Com “Café sem confisco”, Sinpro abre agenda de lutas de 2026 das aposentadas e aposentados

Na manhã desta sexta-feira (23), véspera do Dia da Aposentada e do Aposentado (24 de janeiro), o Sinpro realizou o primeiro evento do ano voltado exclusivamente às aposentadas e aos aposentados sindicalizadas(os): o “Café sem confisco”. O encontro, realizado no Auditório Paulo Freire, na sede da entidade no SIG (Setor de Indústrias Gráficas), reuniu dezenas de professoras(es) e orientadoras(es) educacionais para anunciar as lutas de 2026 e reforçar a mobilização nacional pelo fim do confisco das aposentadorias, com a suspensão das alíquotas previdenciárias impostas pela reforma da Previdência do ex-presidente Jair Bolsonaro (PL).

A mesa que conduziu o debate contou com a participação da diretora da Confederação Nacional dos Trabalhadores em Educação (CNTE), Rosilene Corrêa; das diretoras da Secretaria de Aposentados do Sinpro, Elineide Rodrigues (coordenadora), Izabela Cintra e Consuelita Oliveira; da diretora de Finanças, Márcia Gilda; e do advogado do sindicato, Lucas Mori. A abertura do evento foi feita por Elineide, que destacou o caráter nacional da luta e a urgência de pressionar o Supremo Tribunal Federal (STF) para destravar o julgamento das ações contra o confisco.

“Essa é uma luta contra o confisco das aposentadorias.

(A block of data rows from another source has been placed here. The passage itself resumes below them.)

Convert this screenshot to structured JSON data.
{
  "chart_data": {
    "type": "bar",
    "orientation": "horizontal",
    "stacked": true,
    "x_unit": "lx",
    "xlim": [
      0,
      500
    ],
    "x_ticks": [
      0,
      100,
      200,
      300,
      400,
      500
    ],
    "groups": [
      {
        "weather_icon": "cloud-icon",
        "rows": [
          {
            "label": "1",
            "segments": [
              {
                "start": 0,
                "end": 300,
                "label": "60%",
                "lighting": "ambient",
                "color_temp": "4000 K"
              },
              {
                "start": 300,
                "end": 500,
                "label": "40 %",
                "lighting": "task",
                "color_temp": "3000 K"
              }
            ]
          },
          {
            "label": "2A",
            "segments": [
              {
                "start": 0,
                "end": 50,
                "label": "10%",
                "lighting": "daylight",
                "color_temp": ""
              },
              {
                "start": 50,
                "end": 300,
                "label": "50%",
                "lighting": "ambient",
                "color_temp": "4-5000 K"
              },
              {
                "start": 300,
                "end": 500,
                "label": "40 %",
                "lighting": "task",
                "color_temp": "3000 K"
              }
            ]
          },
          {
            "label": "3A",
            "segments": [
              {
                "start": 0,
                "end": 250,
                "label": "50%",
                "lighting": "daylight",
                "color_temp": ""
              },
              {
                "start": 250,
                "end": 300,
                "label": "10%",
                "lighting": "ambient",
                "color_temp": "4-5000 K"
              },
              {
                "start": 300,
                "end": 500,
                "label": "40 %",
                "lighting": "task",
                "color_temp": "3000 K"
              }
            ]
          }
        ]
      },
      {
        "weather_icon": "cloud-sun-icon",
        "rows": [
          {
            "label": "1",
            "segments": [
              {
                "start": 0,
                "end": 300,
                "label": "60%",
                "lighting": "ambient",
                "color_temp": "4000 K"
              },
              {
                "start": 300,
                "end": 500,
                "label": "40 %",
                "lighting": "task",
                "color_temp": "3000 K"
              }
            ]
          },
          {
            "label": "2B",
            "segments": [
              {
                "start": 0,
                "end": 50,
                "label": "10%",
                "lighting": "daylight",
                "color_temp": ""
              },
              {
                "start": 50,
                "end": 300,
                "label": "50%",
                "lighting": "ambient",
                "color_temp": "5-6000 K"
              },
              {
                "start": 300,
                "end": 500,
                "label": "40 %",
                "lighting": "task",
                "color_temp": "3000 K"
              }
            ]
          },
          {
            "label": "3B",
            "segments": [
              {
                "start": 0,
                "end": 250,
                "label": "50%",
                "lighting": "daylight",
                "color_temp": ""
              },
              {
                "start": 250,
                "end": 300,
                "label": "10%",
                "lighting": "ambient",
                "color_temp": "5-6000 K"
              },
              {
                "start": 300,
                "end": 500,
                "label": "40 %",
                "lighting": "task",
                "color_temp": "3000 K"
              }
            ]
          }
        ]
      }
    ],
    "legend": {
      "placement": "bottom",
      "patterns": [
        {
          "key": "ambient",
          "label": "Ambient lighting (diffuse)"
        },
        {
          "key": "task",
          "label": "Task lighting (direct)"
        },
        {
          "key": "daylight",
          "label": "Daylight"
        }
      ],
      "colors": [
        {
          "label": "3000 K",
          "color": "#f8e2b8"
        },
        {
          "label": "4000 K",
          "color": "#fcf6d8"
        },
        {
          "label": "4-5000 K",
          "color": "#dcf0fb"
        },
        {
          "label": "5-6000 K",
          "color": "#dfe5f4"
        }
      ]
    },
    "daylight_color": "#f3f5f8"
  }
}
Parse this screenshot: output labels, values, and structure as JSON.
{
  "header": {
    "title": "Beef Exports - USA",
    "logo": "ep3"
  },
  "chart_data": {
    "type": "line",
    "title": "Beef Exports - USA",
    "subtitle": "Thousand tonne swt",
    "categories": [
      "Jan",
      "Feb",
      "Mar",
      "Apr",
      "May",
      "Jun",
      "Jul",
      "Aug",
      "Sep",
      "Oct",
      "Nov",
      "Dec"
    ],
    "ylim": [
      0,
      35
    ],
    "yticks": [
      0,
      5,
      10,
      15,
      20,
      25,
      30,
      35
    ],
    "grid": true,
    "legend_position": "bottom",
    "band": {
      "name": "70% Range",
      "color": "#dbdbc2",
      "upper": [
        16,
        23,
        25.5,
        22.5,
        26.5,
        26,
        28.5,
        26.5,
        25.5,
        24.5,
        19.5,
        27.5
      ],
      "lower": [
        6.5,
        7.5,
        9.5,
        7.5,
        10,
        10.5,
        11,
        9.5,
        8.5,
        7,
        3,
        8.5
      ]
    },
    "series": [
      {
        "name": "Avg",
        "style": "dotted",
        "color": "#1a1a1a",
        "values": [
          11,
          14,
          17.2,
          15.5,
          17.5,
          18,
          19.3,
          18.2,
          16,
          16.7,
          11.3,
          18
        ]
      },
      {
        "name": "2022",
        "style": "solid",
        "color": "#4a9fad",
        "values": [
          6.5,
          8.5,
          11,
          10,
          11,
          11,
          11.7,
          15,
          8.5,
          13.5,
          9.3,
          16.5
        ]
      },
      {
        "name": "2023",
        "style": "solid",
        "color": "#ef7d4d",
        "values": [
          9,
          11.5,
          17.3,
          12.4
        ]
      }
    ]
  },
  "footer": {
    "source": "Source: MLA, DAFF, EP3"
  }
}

Estamos fazendo essa luta aqui no Distrito Federal, mas também em conjunto com a CNTE e com os sindicatos filiados à nossa confederação em todo o país, pressionando o Supremo para desengavetar e votar esse processo. Desde a reforma da Previdência de 2019, tivemos quedas brutais nos salários, com dupla taxação e aumento de alíquotas, o que é um absurdo para aposentadas e aposentados que precisam de qualidade de vida, acesso à alimentação e a medicamentos. O sindicato seguirá firme, com atos, mobilização e atividades conjuntas, até derrubar esse confisco. Hoje também é um dia simbólico de homenagem porque quem construiu a educação merece valorização, respeito e dignidade”.

Em seguida, Rosilene Corrêa contextualizou a mobilização nacional articulada pela CNTE. Ressaltou que ações nos territórios fazem diferença real no andamento dos processos e na correlação de forças políticas. Ela lembrou que a história do movimento sindical comprova que a pressão organizada influencia decisões e que o desafio atual é manter viva a consciência de classe, inclusive dialogando com as novas gerações, em um cenário marcado pela desinformação, pela precarização do trabalho e pelo avanço de projetos ultraliberais.

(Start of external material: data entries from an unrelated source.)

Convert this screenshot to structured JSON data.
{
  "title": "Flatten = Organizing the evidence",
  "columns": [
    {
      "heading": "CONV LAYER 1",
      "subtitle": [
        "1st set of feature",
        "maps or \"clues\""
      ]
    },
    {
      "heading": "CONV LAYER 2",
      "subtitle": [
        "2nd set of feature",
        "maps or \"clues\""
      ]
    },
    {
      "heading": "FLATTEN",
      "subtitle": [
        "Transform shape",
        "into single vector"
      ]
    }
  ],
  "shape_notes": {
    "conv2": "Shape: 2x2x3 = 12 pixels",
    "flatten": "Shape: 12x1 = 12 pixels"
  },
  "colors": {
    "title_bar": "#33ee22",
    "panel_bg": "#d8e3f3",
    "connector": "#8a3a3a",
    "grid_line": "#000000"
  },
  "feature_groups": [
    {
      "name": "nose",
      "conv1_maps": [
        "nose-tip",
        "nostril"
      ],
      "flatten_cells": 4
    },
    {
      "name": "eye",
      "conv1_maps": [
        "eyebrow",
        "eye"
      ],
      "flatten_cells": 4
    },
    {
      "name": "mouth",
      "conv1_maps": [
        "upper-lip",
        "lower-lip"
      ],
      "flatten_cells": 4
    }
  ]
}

“Quando a gente se levanta, vai para as ruas e dá o recado, somos ouvidos. Esse momento de encontro, de comemoração com luta, é fundamental. Precisamos olhar para trás para lembrar o que conquistamos e, ao mesmo tempo, seguir em frente, fortalecendo a mobilização. Sindicato tem que falar de política, sim, porque é na política que se decide a vida das trabalhadoras e dos trabalhadores. Aposentados ou não, seguimos na luta, porque não somos inativos: somos parte essencial da transformação que o país precisa”, disse.

A coordenadora da Secretaria de Finanças do Sinpro, Márcia Gilda, ressaltou o papel histórico das aposentadas e aposentados na construção do sindicato e fez duras críticas às opções do governo Ibaneis-Celina, que colocam em risco fundos e instituições essenciais com impacto negativo para toda a categoria, como é o caso do Banco Master. “Cada um e cada uma de vocês pavimentou o caminho que fez do Sinpro esse grande sindicato. Já o governo Ibaneis-Celina faz escolhas: governa para os amigos, não para o povo, e coloca em risco instituições como o BRB e o IPREV. Isso afeta ativos e aposentados. A luta é árdua, mas nós não vamos retroceder um passo na defesa dos nossos direitos”.

O advogado do Sinpro, Lucas Mori, explicou a importância da luta da categoria contra o projeto ultraliberal em curso, exemplificou como ele prejudica a todas e todos, e destacou porque é importante uma decisão definitiva do STF para dar segurança jurídica à categoria e abrir caminhos para reparações. “Estamos há 6 anos aguardando esse julgamento. O mais importante agora é que o Supremo dê um desfecho final. O quanto antes isso acontecer, melhor, porque pode haver discussão sobre retroativos, mudanças legislativas e a forma de aplicação da decisão. Enquanto estivermos nesse limbo, não há definição. Por isso, a mobilização de todas e todos é fundamental para que o STF julgue e encerre o processo”, finalizou.